While I cannot agree that Porgy and Bess is any more crippled than, say, Fidelio or Der Rosenkavalier (very uneven works, it seems to me), I would like to know what a Gershwin purist looks like or might have to say. With the possible exception of Johann Sebastian Bach, I cannot think of another composer so inherently subject to a range of interpretive possibilities.
Working for some time on a book on Gershwin and Rouben Mamoulian (who ingeniously directed the first Porgy and Bess), I have taken to calling Gershwin “culturally fluid” – by which I mean that (like Mamoulian) he does not hierarchize “high” and “popular” genres. Concomitantly, his music is interpretively fluid. The first recordings of Porgy and Bess were made in 1935 by white opera singers: Helen Jepson and Lawrence Tibbett – and Tibbett’s “Oh Bess, Where is My Bess?” is the most searing version I know. Seven years later, Avon Long, who sang Sportin’ Life on stage, credibly recorded some of Porgy‘s songs with the Leo Reisman Orchestra. At the Hollywood Bowl Gershwin Memorial Concert (September 8, 1937), Ruby Elzy, the opera’s original Serena, delivered an unforgettable “My Man’s Gone Now” combining the bluesy inflections of a Billie Holiday with a sustained climax on the aria’s high B the likes of which I have never heard equaled. Billie Holiday herself recorded a memorably zestful “Summertime.”

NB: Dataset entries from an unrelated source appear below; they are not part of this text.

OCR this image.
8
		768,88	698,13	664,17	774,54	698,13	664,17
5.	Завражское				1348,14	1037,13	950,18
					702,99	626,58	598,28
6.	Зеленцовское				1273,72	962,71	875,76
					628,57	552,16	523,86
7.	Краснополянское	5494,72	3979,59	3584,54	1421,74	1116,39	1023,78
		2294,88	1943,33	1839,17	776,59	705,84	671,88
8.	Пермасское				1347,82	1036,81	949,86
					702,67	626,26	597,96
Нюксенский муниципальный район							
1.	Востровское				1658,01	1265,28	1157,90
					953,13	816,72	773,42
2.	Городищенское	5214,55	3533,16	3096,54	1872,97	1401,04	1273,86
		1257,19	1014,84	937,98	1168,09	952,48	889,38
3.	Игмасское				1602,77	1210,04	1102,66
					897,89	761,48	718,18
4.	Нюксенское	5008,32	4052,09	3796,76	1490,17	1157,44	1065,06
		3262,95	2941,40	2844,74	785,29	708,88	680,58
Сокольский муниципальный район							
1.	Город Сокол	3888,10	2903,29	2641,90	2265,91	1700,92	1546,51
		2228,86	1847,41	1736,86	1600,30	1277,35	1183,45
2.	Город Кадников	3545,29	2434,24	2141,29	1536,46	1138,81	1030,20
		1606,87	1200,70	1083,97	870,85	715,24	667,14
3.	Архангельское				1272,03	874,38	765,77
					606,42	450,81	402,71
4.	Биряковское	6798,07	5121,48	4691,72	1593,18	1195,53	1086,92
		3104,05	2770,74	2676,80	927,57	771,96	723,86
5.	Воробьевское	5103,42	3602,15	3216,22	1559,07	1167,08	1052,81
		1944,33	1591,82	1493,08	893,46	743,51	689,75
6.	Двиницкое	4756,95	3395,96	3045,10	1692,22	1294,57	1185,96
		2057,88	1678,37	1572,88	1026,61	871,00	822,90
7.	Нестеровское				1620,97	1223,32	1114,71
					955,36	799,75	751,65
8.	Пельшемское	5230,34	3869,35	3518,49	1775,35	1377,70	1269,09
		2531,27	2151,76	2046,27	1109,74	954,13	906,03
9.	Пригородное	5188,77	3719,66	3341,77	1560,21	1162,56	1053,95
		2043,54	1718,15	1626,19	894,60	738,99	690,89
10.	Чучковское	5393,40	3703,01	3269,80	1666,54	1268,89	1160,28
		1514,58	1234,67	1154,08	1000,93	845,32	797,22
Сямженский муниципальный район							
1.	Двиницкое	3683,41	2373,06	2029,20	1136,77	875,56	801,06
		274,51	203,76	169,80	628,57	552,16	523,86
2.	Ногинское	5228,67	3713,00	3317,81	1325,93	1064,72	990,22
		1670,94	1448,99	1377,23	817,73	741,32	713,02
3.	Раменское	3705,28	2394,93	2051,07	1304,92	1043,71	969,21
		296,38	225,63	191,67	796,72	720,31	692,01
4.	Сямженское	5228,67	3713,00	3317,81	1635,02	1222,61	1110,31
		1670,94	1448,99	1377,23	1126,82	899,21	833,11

In his indispensable handbook on Rhapsody in Blue (1972), David Schiff incontrovertibly opines that this is a composition with no definitive form. Schiff adds: “The Rhapsody cannot be played as written. Performers either have to reconstruct an evanescent ‘authentic’ style of performance, or have the courage to image a new one.” Gershwin’s own recordings irresistibly apply his bright, quick piano style. Leonard Bernstein’s stately, massive Rhapsody in Blue could also be irresistible. My own favorite pianist in this work is Genadi Zagor, a Russian who combines a life-long jazz sensibility with the technical equipment demanded by a Rachmaninoff concerto. Zagor’s Rhapsody in Blue, I would say, is equally “Russian” (thunderous sonorities; incessant dabs of color and nuance) and “American” (he improvises the solos, insouciantly migrating through a range of jazz piano styles).

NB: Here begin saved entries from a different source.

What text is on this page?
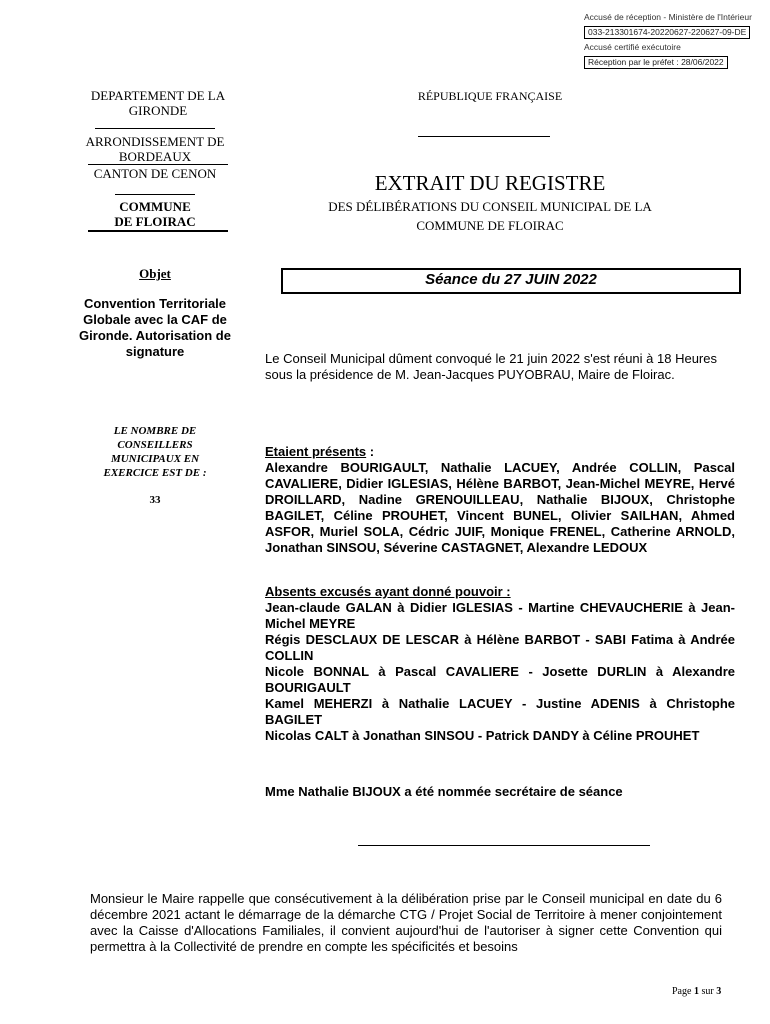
Accusé de réception - Ministère de l'Intérieur
033-213301674-20220627-220627-09-DE
Accusé certifié exécutoire
Réception par le préfet : 28/06/2022
DEPARTEMENT DE LA GIRONDE
ARRONDISSEMENT DE BORDEAUX
CANTON DE CENON
COMMUNE
DE FLOIRAC
Objet
Convention Territoriale Globale avec la CAF de Gironde. Autorisation de signature
LE NOMBRE DE
CONSEILLERS
MUNICIPAUX EN
EXERCICE EST DE :
33
RÉPUBLIQUE FRANÇAISE
EXTRAIT DU REGISTRE
DES DÉLIBÉRATIONS DU CONSEIL MUNICIPAL DE LA
COMMUNE DE FLOIRAC
Séance du 27 JUIN 2022
Le Conseil Municipal dûment convoqué le 21 juin 2022 s'est réuni à 18 Heures sous la présidence de M. Jean-Jacques PUYOBRAU, Maire de Floirac.
Etaient présents :
Alexandre BOURIGAULT, Nathalie LACUEY, Andrée COLLIN, Pascal CAVALIERE, Didier IGLESIAS, Hélène BARBOT, Jean-Michel MEYRE, Hervé DROILLARD, Nadine GRENOUILLEAU, Nathalie BIJOUX, Christophe BAGILET, Céline PROUHET, Vincent BUNEL, Olivier SAILHAN, Ahmed ASFOR, Muriel SOLA, Cédric JUIF, Monique FRENEL, Catherine ARNOLD, Jonathan SINSOU, Séverine CASTAGNET, Alexandre LEDOUX
Absents excusés ayant donné pouvoir :
Jean-claude GALAN à Didier IGLESIAS - Martine CHEVAUCHERIE à Jean-Michel MEYRE
Régis DESCLAUX DE LESCAR à Hélène BARBOT - SABI Fatima à Andrée COLLIN
Nicole BONNAL à Pascal CAVALIERE - Josette DURLIN à Alexandre BOURIGAULT
Kamel MEHERZI à Nathalie LACUEY - Justine ADENIS à Christophe BAGILET
Nicolas CALT à Jonathan SINSOU - Patrick DANDY à Céline PROUHET
Mme Nathalie BIJOUX a été nommée secrétaire de séance
Monsieur le Maire rappelle que consécutivement à la délibération prise par le Conseil municipal en date du 6 décembre 2021 actant le démarrage de la démarche CTG / Projet Social de Territoire à mener conjointement avec la Caisse d'Allocations Familiales, il convient aujourd'hui de l'autoriser à signer cette Convention qui permettra à la Collectivité de prendre en compte les spécificités et besoins
Page 1 sur 3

Blogging about Zagor’s Rhapsody in Blue following his performance with Post-Classical Ensemble at the Clarice Smith Performing Arts Center (College Park) last September, I went so far as to say: “I was not the only listener for whom [Zagor’s performance] registered as an enhancement of what Gershwin set down. Rhapsody in Blue can seem a truncated work. Genadi’s final mega-cadenza mightily prepared the Big Tune (so redolent of Tchaikovsky’s anRomeo and Juliet). The Rhapsody re-emerged kindred to a full-brown concerto whose 25-minute length seemed a fit for its materials and trajectory.”
I reiterate this opinion because this same terrific 2010 performance will be broadcast over the Sirius XM Satellite network Sept. 9 (8 pm EST on Symphony 76), Sept. 10 (7 pm EST on Classical Pops 75), and Sept. 11 (11 pm EST on Classical Pops 75). Also, Zagor plays Gershwin (including an improvisation on Rhapsody in Blue) at a leading Washington, D.C., jazz club, the Bohemian Caverns, on September 22. And on October 8 he opens with Green Bay Symphony season with Rhapsody in Blue.

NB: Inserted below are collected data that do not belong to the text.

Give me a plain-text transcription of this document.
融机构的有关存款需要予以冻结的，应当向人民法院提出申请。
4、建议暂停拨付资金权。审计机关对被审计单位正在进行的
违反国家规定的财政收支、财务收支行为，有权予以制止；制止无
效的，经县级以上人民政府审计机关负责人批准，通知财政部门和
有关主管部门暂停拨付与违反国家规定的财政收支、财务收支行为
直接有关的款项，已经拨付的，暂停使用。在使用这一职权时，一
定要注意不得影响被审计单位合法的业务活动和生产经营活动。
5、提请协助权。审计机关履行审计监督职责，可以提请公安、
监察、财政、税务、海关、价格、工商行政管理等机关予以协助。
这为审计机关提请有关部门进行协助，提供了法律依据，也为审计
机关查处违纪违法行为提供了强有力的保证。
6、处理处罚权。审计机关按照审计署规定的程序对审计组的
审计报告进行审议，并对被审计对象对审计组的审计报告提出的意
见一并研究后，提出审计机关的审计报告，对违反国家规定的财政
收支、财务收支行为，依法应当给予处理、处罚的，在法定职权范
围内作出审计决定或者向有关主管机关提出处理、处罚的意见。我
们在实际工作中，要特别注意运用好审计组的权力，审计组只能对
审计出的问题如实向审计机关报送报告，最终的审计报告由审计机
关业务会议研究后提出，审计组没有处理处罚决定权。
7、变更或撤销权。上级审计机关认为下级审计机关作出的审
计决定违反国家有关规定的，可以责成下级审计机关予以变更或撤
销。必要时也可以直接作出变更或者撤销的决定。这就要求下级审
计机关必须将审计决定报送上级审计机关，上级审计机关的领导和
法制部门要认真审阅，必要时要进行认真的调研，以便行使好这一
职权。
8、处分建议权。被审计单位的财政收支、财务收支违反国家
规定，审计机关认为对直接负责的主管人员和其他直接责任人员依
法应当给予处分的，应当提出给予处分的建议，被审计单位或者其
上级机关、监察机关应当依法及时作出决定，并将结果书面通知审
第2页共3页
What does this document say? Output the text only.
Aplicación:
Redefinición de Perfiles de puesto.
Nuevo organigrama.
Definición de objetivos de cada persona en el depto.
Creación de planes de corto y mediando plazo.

As for Porgy and Bess, it has proved the most durable opera ever created, judged by the variety of uses to which it has successfully been put; the first Broadway productions (in 1935 and 1941) were already fundamentally different from one another, and neither offered the opera as Gershwin composed it. There are limits to its “fluidity,” I am sure (I have not seen the new Boston production). But if ever there was a major twentieth century composer whose notes on paper are susceptible to dizzy excursions, high and low, it can only be Mr. G.